It is a safe bet that most of your ancestors spent most of their daylight hours working to find enough food and shelter to get by. Some of your forebears might have been idle and over-fed priests or potentates of some long-forgotten kingdom. Others might perhaps have stumbled into some uninhabited temperate ecosystem rich in food that didn’t run away or fight back.
But most of your ancestors, most of the time, struggled to keep body and soul together.
Consider, however, the amazing productivity of the modern farm and factory. Just a few per cent of the population produce our food, and just a few per cent more could run the machines that would produce more clothes and tools than our ancestors would know what to do with.

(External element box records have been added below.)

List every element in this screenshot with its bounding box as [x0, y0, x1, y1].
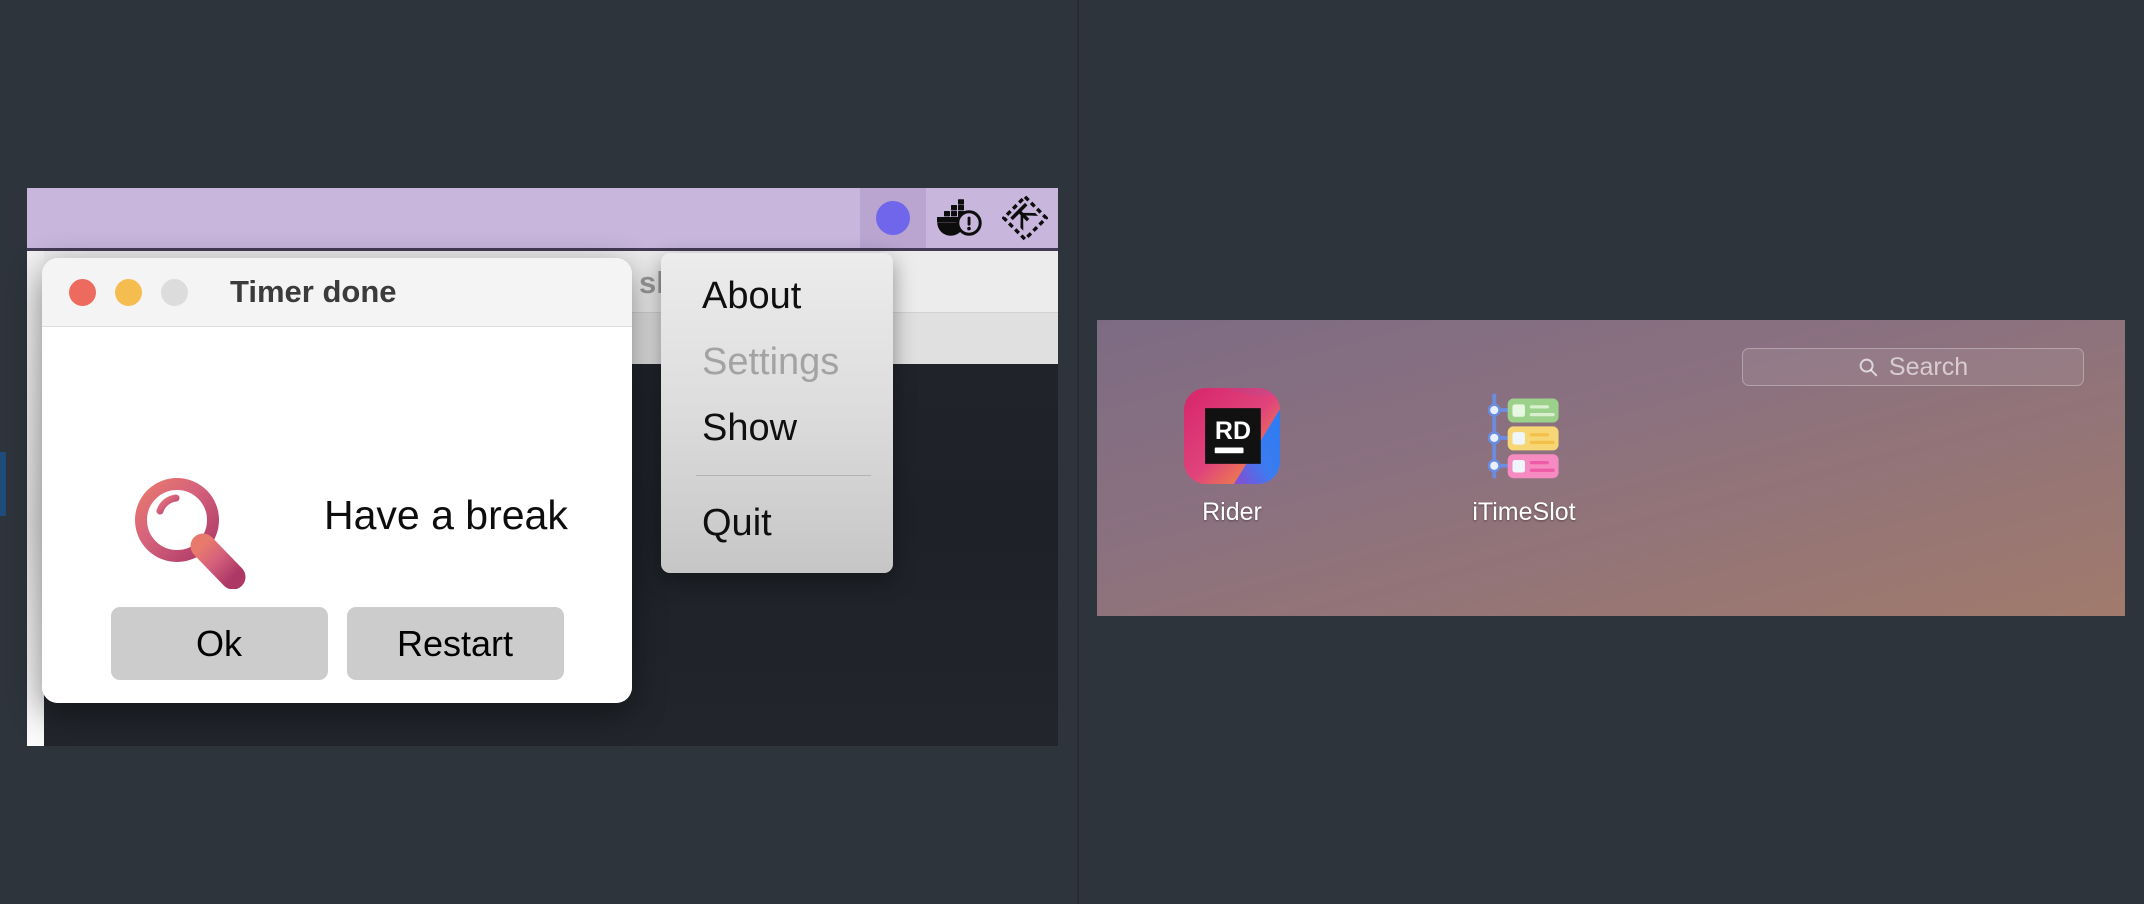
restart-button[interactable]: Restart	[346, 607, 564, 680]
menu-item-settings: Settings	[702, 340, 840, 383]
menu-separator	[696, 475, 871, 476]
docker-icon	[937, 199, 982, 236]
ok-button[interactable]: Ok	[110, 607, 328, 680]
menubar-item-docker[interactable]	[926, 188, 992, 248]
dialog-button-row: Ok Restart	[42, 607, 632, 680]
menu-item-show[interactable]: Show	[661, 395, 893, 461]
search-icon	[1859, 358, 1878, 376]
menu-item-quit[interactable]: Quit	[661, 490, 893, 556]
dialog-message: Have a break	[324, 492, 568, 538]
menubar-item-timer[interactable]	[860, 188, 926, 248]
left-desktop: sh Timer done Have a break Ok Restart Ab…	[0, 0, 1077, 904]
menu-item-about[interactable]: About	[661, 263, 893, 329]
search-placeholder: Search	[1888, 352, 1969, 381]
close-button[interactable]	[69, 278, 96, 306]
dialog-titlebar[interactable]: Timer done	[42, 258, 632, 327]
svg-text:RD: RD	[1215, 417, 1251, 445]
menubar-item-kubernetes[interactable]	[992, 188, 1058, 248]
app-label-itimeslot: iTimeSlot	[1472, 498, 1576, 526]
rider-icon: RD	[1184, 388, 1280, 484]
dialog-body: Have a break Ok Restart	[42, 327, 632, 703]
traffic-lights	[69, 278, 188, 306]
dialog-title: Timer done	[230, 274, 397, 309]
search-input[interactable]: Search	[1742, 348, 2084, 386]
menubar	[27, 188, 1058, 251]
zoom-button	[161, 278, 188, 306]
menubar-dropdown-menu: About Settings Show Quit	[661, 253, 893, 573]
right-desktop: Search RD Rider iTimeSlot	[1079, 0, 2144, 904]
itimeslot-icon	[1487, 393, 1559, 479]
kubernetes-k-icon	[1002, 195, 1048, 241]
minimize-button[interactable]	[115, 278, 142, 306]
launchpad-panel: Search RD Rider iTimeSlot	[1097, 320, 2125, 616]
app-status-dot-icon	[876, 201, 910, 235]
app-icon-itimeslot[interactable]: iTimeSlot	[1419, 388, 1629, 527]
timer-done-dialog: Timer done Have a break Ok Restart	[42, 258, 632, 703]
app-label-rider: Rider	[1202, 498, 1262, 526]
screen: sh Timer done Have a break Ok Restart Ab…	[0, 0, 2144, 904]
launchpad-icon-grid: RD Rider iTimeSlot	[1127, 388, 1629, 527]
app-icon-rider[interactable]: RD Rider	[1127, 388, 1337, 527]
magnifier-icon	[130, 473, 250, 594]
menubar-status-items	[860, 188, 1058, 248]
window-focus-stripe	[0, 452, 6, 516]
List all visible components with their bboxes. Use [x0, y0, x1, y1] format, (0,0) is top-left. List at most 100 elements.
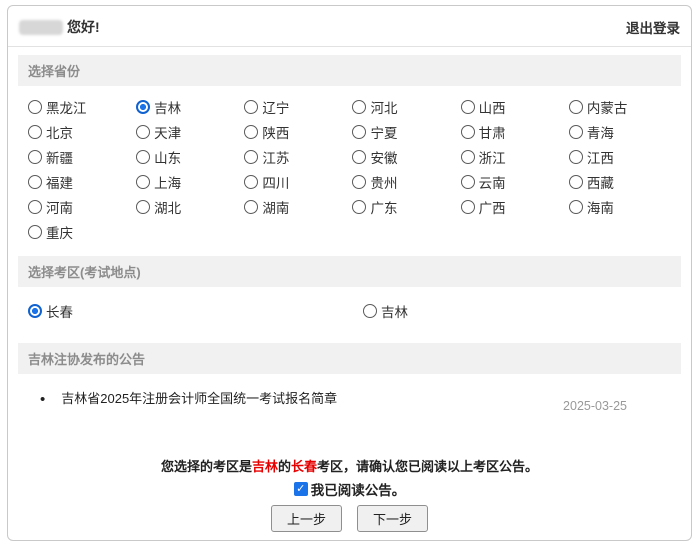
confirm-suffix: 考区，请确认您已阅读以上考区公告。: [317, 459, 538, 474]
radio-selected-icon[interactable]: [136, 100, 150, 114]
radio-icon[interactable]: [136, 125, 150, 139]
logout-link[interactable]: 退出登录: [626, 17, 680, 37]
radio-icon[interactable]: [244, 175, 258, 189]
user-greeting: 您好!: [19, 17, 100, 37]
province-option-label: 安徽: [370, 147, 397, 167]
next-step-button[interactable]: 下一步: [357, 505, 428, 532]
registration-card: 您好! 退出登录 选择省份 黑龙江吉林辽宁河北山西内蒙古北京天津陕西宁夏甘肃青海…: [7, 5, 692, 541]
province-option-label: 内蒙古: [587, 97, 628, 117]
radio-icon[interactable]: [569, 100, 583, 114]
radio-icon[interactable]: [244, 125, 258, 139]
footer-controls: 您选择的考区是吉林的长春考区，请确认您已阅读以上考区公告。 ✓ 我已阅读公告。 …: [8, 456, 691, 532]
radio-icon[interactable]: [461, 150, 475, 164]
province-option-18[interactable]: 福建: [28, 170, 136, 194]
province-option-label: 吉林: [154, 97, 181, 117]
province-option-14[interactable]: 江苏: [244, 145, 352, 169]
province-option-label: 广西: [479, 197, 506, 217]
radio-icon[interactable]: [136, 175, 150, 189]
province-option-20[interactable]: 四川: [244, 170, 352, 194]
province-option-2[interactable]: 辽宁: [244, 95, 352, 119]
province-option-label: 海南: [587, 197, 614, 217]
announcement-link[interactable]: 吉林省2025年注册会计师全国统一考试报名简章: [61, 391, 337, 408]
radio-icon[interactable]: [28, 175, 42, 189]
radio-icon[interactable]: [28, 125, 42, 139]
province-option-15[interactable]: 安徽: [352, 145, 460, 169]
radio-icon[interactable]: [569, 175, 583, 189]
radio-icon[interactable]: [136, 150, 150, 164]
province-option-23[interactable]: 西藏: [569, 170, 677, 194]
province-option-label: 新疆: [46, 147, 73, 167]
province-option-6[interactable]: 北京: [28, 120, 136, 144]
province-option-25[interactable]: 湖北: [136, 195, 244, 219]
province-option-label: 山东: [154, 147, 181, 167]
province-option-8[interactable]: 陕西: [244, 120, 352, 144]
radio-icon[interactable]: [352, 200, 366, 214]
province-option-1[interactable]: 吉林: [136, 95, 244, 119]
prev-step-button[interactable]: 上一步: [271, 505, 342, 532]
province-option-label: 贵州: [370, 172, 397, 192]
province-option-19[interactable]: 上海: [136, 170, 244, 194]
province-option-label: 天津: [154, 122, 181, 142]
radio-icon[interactable]: [244, 150, 258, 164]
province-option-28[interactable]: 广西: [461, 195, 569, 219]
greeting-text: 您好!: [67, 17, 100, 37]
confirm-city: 长春: [291, 459, 317, 474]
province-option-label: 陕西: [262, 122, 289, 142]
province-option-29[interactable]: 海南: [569, 195, 677, 219]
exam-area-option-1[interactable]: 吉林: [363, 299, 677, 323]
radio-icon[interactable]: [28, 200, 42, 214]
province-option-13[interactable]: 山东: [136, 145, 244, 169]
radio-icon[interactable]: [28, 100, 42, 114]
province-option-3[interactable]: 河北: [352, 95, 460, 119]
province-option-4[interactable]: 山西: [461, 95, 569, 119]
radio-icon[interactable]: [352, 100, 366, 114]
province-option-label: 河南: [46, 197, 73, 217]
radio-icon[interactable]: [28, 150, 42, 164]
radio-icon[interactable]: [136, 200, 150, 214]
radio-icon[interactable]: [461, 200, 475, 214]
province-option-5[interactable]: 内蒙古: [569, 95, 677, 119]
radio-icon[interactable]: [569, 125, 583, 139]
province-option-label: 广东: [370, 197, 397, 217]
confirm-message: 您选择的考区是吉林的长春考区，请确认您已阅读以上考区公告。: [8, 456, 691, 475]
province-option-10[interactable]: 甘肃: [461, 120, 569, 144]
radio-icon[interactable]: [461, 100, 475, 114]
radio-icon[interactable]: [569, 150, 583, 164]
radio-icon[interactable]: [352, 175, 366, 189]
province-option-11[interactable]: 青海: [569, 120, 677, 144]
confirm-province: 吉林: [252, 459, 278, 474]
province-option-30[interactable]: 重庆: [28, 220, 136, 244]
announcement-section-title: 吉林注协发布的公告: [18, 343, 681, 374]
province-option-label: 青海: [587, 122, 614, 142]
province-option-21[interactable]: 贵州: [352, 170, 460, 194]
province-option-label: 山西: [479, 97, 506, 117]
checkbox-checked-icon[interactable]: ✓: [294, 482, 308, 496]
province-option-label: 浙江: [479, 147, 506, 167]
province-option-label: 湖南: [262, 197, 289, 217]
province-option-27[interactable]: 广东: [352, 195, 460, 219]
radio-icon[interactable]: [352, 125, 366, 139]
province-option-7[interactable]: 天津: [136, 120, 244, 144]
read-announcement-checkbox-row[interactable]: ✓ 我已阅读公告。: [294, 479, 406, 499]
province-option-24[interactable]: 河南: [28, 195, 136, 219]
radio-icon[interactable]: [28, 225, 42, 239]
radio-selected-icon[interactable]: [28, 304, 42, 318]
province-section-title: 选择省份: [18, 55, 681, 86]
province-option-0[interactable]: 黑龙江: [28, 95, 136, 119]
radio-icon[interactable]: [569, 200, 583, 214]
province-option-16[interactable]: 浙江: [461, 145, 569, 169]
radio-icon[interactable]: [352, 150, 366, 164]
province-option-26[interactable]: 湖南: [244, 195, 352, 219]
exam-area-option-label: 长春: [46, 301, 73, 321]
radio-icon[interactable]: [244, 100, 258, 114]
radio-icon[interactable]: [244, 200, 258, 214]
province-option-17[interactable]: 江西: [569, 145, 677, 169]
radio-icon[interactable]: [461, 125, 475, 139]
province-option-12[interactable]: 新疆: [28, 145, 136, 169]
step-buttons: 上一步 下一步: [8, 505, 691, 532]
radio-icon[interactable]: [461, 175, 475, 189]
exam-area-option-0[interactable]: 长春: [28, 299, 363, 323]
province-option-9[interactable]: 宁夏: [352, 120, 460, 144]
radio-icon[interactable]: [363, 304, 377, 318]
province-option-22[interactable]: 云南: [461, 170, 569, 194]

With food and basic needs taken care of, the rest of us are in “services.” We are newspaper columnists, lawyers, barbers, car detailers, yoga instructors, real estate agents, consultants, marketing experts, video game testers, policy analysts and so on.
Famous British economist John Maynard Keynes predicted in 1930 that by now everyone would be working a 15-hour week.
A few people are working this little by choice, but not many. And there has been an increase in leisure time for many people in recent decades. When I was a kid, we considered it normal that my father would work five days a week plus half of Saturday. This is less common now. Most advanced countries also have more holidays than they used to.
But most people still work 40-hour weeks. Some statistics even show that in the United States the average weekly hours worked has gone up in the last 30 years.
Part of this is a choice people make to have more toys and bigger houses. It takes money to produce those extra snowmobiles, big-screen televisions and extra rooms that you seldom use.
But a professor from the London School of Economics has a more insidious theory. David Graeber has recently written an article entitled “On the Phenomenon of Bullshit Jobs.” He claims that “huge swathes of people, in Europe and North America in particular, spend their entire working lives performing tasks they secretly believe do not really need to be performed.”
It is one thing to think that someone else’s job is a worthless waste of time. But Graeber is right to point out that more than a few people think this about significant chunks of their own jobs.
It brings back a few painful memories from my work experience, both in government and the private sector. When I worked at the Department of Foreign Affairs in the 1990s, some diplomats were talking about striking or working to rule (to protest how much lower our salaries were than government economists or sociologists, in case you were wondering). A friend of mine was against the idea, saying that he was worried that the powers-that-be would find out how little they noticed we weren’t working any more.
A corporate efficiency expert once told me about a major corporation that laid off 10 per cent of the white-collar staff at headquarters. No one in the field, and definitely no customers, even noticed. Yet the people who were laid off all had busy calendars and often worked overtime. What does this say about the value of the work they did before they were laid off?
Of course, some people enjoy the idea of having tricked “the man” into paying them 40 hours of money for much less work. They still have to go into work, however. It can’t be good for the soul in the long run to think so little of the work one does.
Assuming you don’t aspire to having a bullshit job, there are a few questions you can ask yourself.
First, did you make something beautiful that made other people happy? Musicians and artists often get paid much less than corporate bullshit jobs, but I suspect many of them find their work deeply satisfying.
Second, if you are not fortunate enough to delight others with your talents, did someone else at least find your work worth paying for? A pizza delivery guy or a professional dog walker does an honest service that the customer is willing to exchange cash for. That’s more rewarding than being paid big bucks to reformat the PowerPoint presentations at corporate headquarters.
I don’t know whether Keynes was right that we could get by on 15 hour weeks. But I think I’ll use his theory to justify taking an extra week of vacation next year.